FIG 3 Near-perfect classification of oil contamination using bacterial DNA. (A) Samples collected prior to the Deepwater Horizon oil spill (green), during the spill but outside the oil plume (white), from the oil plume (orange), and from the plume but after the oil had been degraded (red) across the Gulf of Mexico are shown. (B) To compare oil classification performance with classification of uranium and nitrate, we show the receiver operator curves for all classifiers. The values for the area under the curve are 0.99 for oil, 0.82 for uranium, and 0.76 for nitrate, compared to 0.50 for an uninformative random classifier.

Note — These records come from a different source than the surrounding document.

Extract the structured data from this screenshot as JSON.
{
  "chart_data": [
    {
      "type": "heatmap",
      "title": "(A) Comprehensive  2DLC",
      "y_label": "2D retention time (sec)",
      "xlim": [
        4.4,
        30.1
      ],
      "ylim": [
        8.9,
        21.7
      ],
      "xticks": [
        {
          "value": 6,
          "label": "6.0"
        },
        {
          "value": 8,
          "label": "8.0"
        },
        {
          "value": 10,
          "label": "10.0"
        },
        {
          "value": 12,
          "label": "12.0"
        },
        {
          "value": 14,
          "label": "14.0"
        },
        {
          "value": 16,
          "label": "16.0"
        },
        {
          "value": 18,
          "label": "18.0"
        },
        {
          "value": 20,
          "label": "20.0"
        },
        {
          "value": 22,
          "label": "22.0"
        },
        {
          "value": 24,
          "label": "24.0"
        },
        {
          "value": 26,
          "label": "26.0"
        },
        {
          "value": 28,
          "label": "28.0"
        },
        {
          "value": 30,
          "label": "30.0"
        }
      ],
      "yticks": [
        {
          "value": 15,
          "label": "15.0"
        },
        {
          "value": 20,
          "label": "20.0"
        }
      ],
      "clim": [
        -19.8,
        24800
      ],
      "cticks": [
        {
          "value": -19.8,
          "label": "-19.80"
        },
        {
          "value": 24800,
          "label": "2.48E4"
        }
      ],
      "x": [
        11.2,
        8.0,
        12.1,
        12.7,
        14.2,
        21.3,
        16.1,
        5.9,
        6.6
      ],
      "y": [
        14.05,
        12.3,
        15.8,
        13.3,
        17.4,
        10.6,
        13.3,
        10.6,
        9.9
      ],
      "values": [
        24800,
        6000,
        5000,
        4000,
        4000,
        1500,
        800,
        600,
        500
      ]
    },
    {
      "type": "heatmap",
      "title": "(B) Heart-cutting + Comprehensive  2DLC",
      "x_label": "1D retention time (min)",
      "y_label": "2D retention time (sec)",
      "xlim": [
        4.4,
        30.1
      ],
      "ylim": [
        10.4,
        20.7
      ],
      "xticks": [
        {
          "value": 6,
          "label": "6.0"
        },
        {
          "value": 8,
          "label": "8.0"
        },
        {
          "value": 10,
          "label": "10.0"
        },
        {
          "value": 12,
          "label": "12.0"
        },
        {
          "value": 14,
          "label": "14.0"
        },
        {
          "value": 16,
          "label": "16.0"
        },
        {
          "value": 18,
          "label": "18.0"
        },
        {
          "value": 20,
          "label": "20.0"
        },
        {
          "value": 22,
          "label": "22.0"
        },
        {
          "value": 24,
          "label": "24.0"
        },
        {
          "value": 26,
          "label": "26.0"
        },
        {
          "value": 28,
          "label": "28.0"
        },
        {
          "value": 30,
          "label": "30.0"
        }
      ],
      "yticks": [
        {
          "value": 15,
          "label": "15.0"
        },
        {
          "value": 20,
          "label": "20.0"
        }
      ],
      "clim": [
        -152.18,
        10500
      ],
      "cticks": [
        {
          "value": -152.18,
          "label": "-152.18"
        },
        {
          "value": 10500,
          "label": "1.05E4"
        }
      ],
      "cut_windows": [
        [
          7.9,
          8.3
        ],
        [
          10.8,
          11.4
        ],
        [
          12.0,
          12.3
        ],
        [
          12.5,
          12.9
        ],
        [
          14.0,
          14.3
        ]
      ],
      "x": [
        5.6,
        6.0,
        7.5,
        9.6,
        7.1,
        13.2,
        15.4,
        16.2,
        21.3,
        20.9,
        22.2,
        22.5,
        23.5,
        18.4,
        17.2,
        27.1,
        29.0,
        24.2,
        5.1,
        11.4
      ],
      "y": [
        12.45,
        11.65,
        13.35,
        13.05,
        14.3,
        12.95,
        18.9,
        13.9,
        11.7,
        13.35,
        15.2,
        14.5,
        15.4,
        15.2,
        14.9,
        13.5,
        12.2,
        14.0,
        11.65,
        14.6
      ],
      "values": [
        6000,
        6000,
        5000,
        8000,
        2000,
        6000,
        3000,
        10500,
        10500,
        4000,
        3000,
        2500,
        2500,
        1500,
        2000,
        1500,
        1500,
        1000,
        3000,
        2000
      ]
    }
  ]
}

FIG 4 random forests identify highly discriminative, biologically meaningful taxonomic groups that predict environmental conditions. (A) To understand the remarkable performance of the oil classifier, we have plotted a phylogenetic tree that includes the 50 most informative taxonomic groups for predicting uranium (red) and oil (black) data. The betaproteobacteria (β) and gammaproteobacteria (ɣ) clades are indicated. (B) We tested each of these features by itself as a classifier and plotted the Matthews correlation coefficient (MCC) for each of these single-feature classifiers as a bar plot at each leaf of the tree. While the best uranium features are highly informative (mean MCC = 0.49), the best features for oil classification are individually nearly perfect classifiers (mean MCC = 0.97). Error bars for the summary of these single-feature classifiers reflect 1 standard deviation. (C) The relative abundances of two highly informative features are shown for each sample. The relative abundance is expressed as the z score of each group relative to the abundances of other taxonomic groups from the same sample.